The Dated, 2022


Oil on canvas
47.2 x 39.4 inches

SUPAWICH WEESAPEN

ABOUT THE ARTIST

Supawitch Weesapen is a Thailand-based artist and poet. His work explores the intersection of the natural, mythical and digital worlds, often through motifs referencing the sublime, virtual and cosmological incidents. In today’s hyperdigital and post-truth landscape, Supawich questions our constant anthropomorphising of technologies. Many of his works look at realities and the present where the human soul is seen in a digital form, and how our connection to the cosmos is eroding at a dangerous pace.

The artist has exhibited at prestigious international events and institutions such as Liste Art Fair Basel (2021), Nova Contemporary, Bangkok (2020, 2023) and Clearing Gallery, New York (2023). His works are part of the collections of X Museum, Beijing, Samdani Art Foundation, Dhaka and 129 Art Museum, Nakhon Ratchasima.

ABOUT THE ARTWORK

The Dated is a part of the show The Comet and The Nostalgic Souls, and it attempts to understand how forces of deep time, political history and digital culture entangle themselves in an intergalactic dance. The painting showcases the glowing core of a comet, its heart, which is also known as a coma. While usually coma refers to a deep state of unconsciousness, the comet’s heart expresses a glow so bright it creates an illusion of life and consciousness. This visual paradox is created through the ancient process of layering pigments with oil and turpentine on canvas, mimicking the glow of digital or LCD screens. Thus, the familiar radiance draws itself from human attachment to their digital devices in their everyday life.

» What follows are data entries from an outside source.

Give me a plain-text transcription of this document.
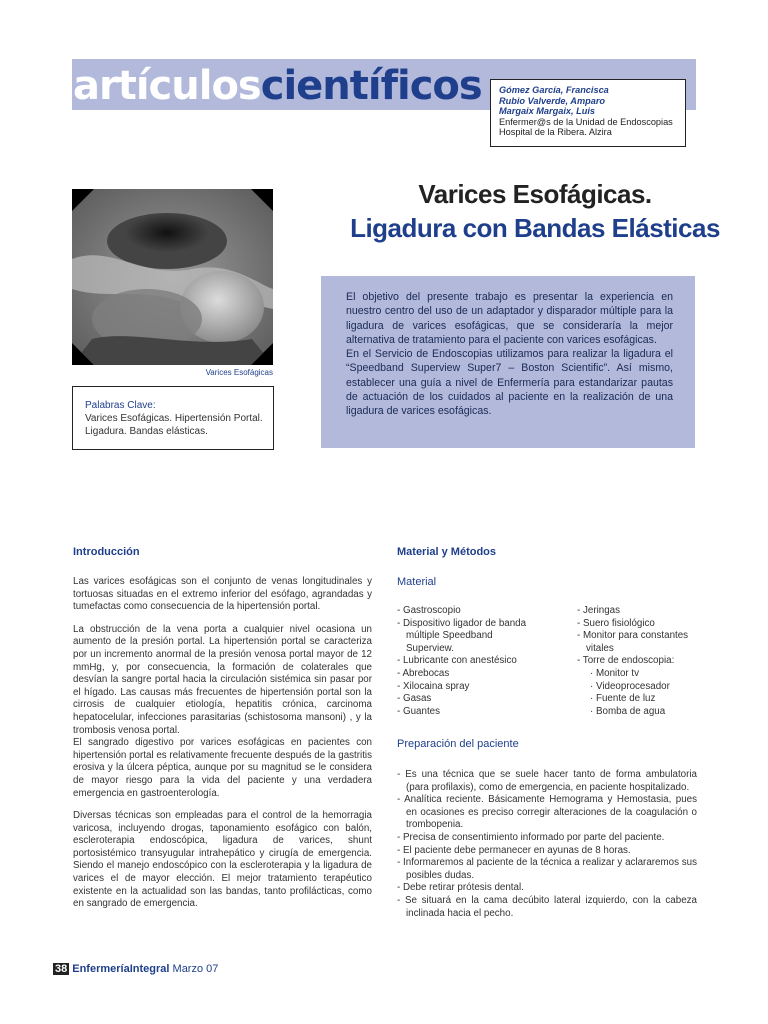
artículoscientíficos Gómez García, Francisca
Rubio Valverde, Amparo
Margaix Margaix, Luis
Enfermer@s de la Unidad de Endoscopias
Hospital de la Ribera. Alzira
Varices Esofágicas
Palabras Clave:
Varices Esofágicas. Hipertensión Portal. Ligadura. Bandas elásticas.
Varices Esofágicas.
Ligadura con Bandas Elásticas

El objetivo del presente trabajo es presentar la experiencia en nuestro centro del uso de un adaptador y disparador múltiple para la ligadura de varices esofágicas, que se consideraría la mejor alternativa de tratamiento para el paciente con varices esofágicas.

En el Servicio de Endoscopias utilizamos para realizar la ligadura el “Speedband Superview Super7 – Boston Scientific”. Así mismo, establecer una guía a nivel de Enfermería para estandarizar pautas de actuación de los cuidados al paciente en la realización de una ligadura de varices esofágicas.

Introducción

Las varices esofágicas son el conjunto de venas longitudinales y tortuosas situadas en el extremo inferior del esófago, agrandadas y tumefactas como consecuencia de la hipertensión portal.

La obstrucción de la vena porta a cualquier nivel ocasiona un aumento de la presión portal. La hipertensión portal se caracteriza por un incremento anormal de la presión venosa portal mayor de 12 mmHg, y, por consecuencia, la formación de colaterales que desvían la sangre portal hacia la circulación sistémica sin pasar por el hígado. Las causas más frecuentes de hipertensión portal son la cirrosis de cualquier etiología, hepatitis crónica, carcinoma hepatocelular, infecciones parasitarias (schistosoma mansoni) , y la trombosis venosa portal.

El sangrado digestivo por varices esofágicas en pacientes con hipertensión portal es relativamente frecuente después de la gastritis erosiva y la úlcera péptica, aunque por su magnitud se le considera de mayor riesgo para la vida del paciente y una verdadera emergencia en gastroenterología.

Diversas técnicas son empleadas para el control de la hemorragia varicosa, incluyendo drogas, taponamiento esofágico con balón, escleroterapia endoscópica, ligadura de varices, shunt portosistémico transyugular intrahepático y cirugía de emergencia. Siendo el manejo endoscópico con la escleroterapia y la ligadura de varices el de mayor elección. El mejor tratamiento terapéutico existente en la actualidad son las bandas, tanto profilácticas, como en sangrado de emergencia.

Material y Métodos
Material
- Gastroscopio
- Dispositivo ligador de banda múltiple Speedband Superview.
- Lubricante con anestésico
- Abrebocas
- Xilocaina spray
- Gasas
- Guantes
- Jeringas
- Suero fisiológico
- Monitor para constantes vitales
- Torre de endoscopia:
· Monitor tv
· Videoprocesador
· Fuente de luz
· Bomba de agua
Preparación del paciente
- Es una técnica que se suele hacer tanto de forma ambulatoria (para profilaxis), como de emergencia, en paciente hospitalizado.
- Analítica reciente. Básicamente Hemograma y Hemostasia, pues en ocasiones es preciso corregir alteraciones de la coagulación o trombopenia.
- Precisa de consentimiento informado por parte del paciente.
- El paciente debe permanecer en ayunas de 8 horas.
- Informaremos al paciente de la técnica a realizar y aclararemos sus posibles dudas.
- Debe retirar prótesis dental.
- Se situará en la cama decúbito lateral izquierdo, con la cabeza inclinada hacia el pecho.
38 EnfermeríaIntegral Marzo 07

Portraying a comet, the work intrinsically brings up questions on our understanding of time and space. Evidence to deep time, a concept representing the vast timescale of Earth’s history, where human existence is a tiny fraction of it, a comet connects both the past and the future. It acts as a time capsule, for it is made of material a billion of years old, making it a remnant of the early solar system; as well as an agent of change, for its collision with Earth could cause massive consequences affecting all life. As James Hutton, the founder of modern geology puts it, it makes one read time as having “no vestige of a beginning, no prospect of an end”. It is so vast it makes human life seem dauntingly brief. Thus, thinking and visualising deep time can be a meditative experience—marked with the awareness of one’s mortality.

Similarly, comets also symbolise anemoia—an emotionally charged feeling of missing something that was never felt in the first place. It is a deep longing to enter a glorious world of the past, a world of eros. Comets create a similar feeling of wonder and desire for the ancient past. In the political landscape of Thailand, anemoia plays a huge role. Being one of the few Southeast Asian countries that escaped direct colonisation, there is a tendency to romanticise the past as a period of unique national glory. Nationalist movements are, thus, driven by royalist narratives, wherein the past was seen as a period of stability and progress, constructing a more ‘authentic’ and ‘pure’ Thai culture. This idealised, heroism-based image of Thailand’s uncolonised status is reinforced through digital media, education and many political leader’s messianic beliefs as rightful protectors of Southeast Asian sovereignty. 


The Dated thus brings the past, present and future on one plane. While representing a comet that by nature is in perpetual motion, it allows us a chance to reflect on how we utilise our past as we go forward to an uncertain future.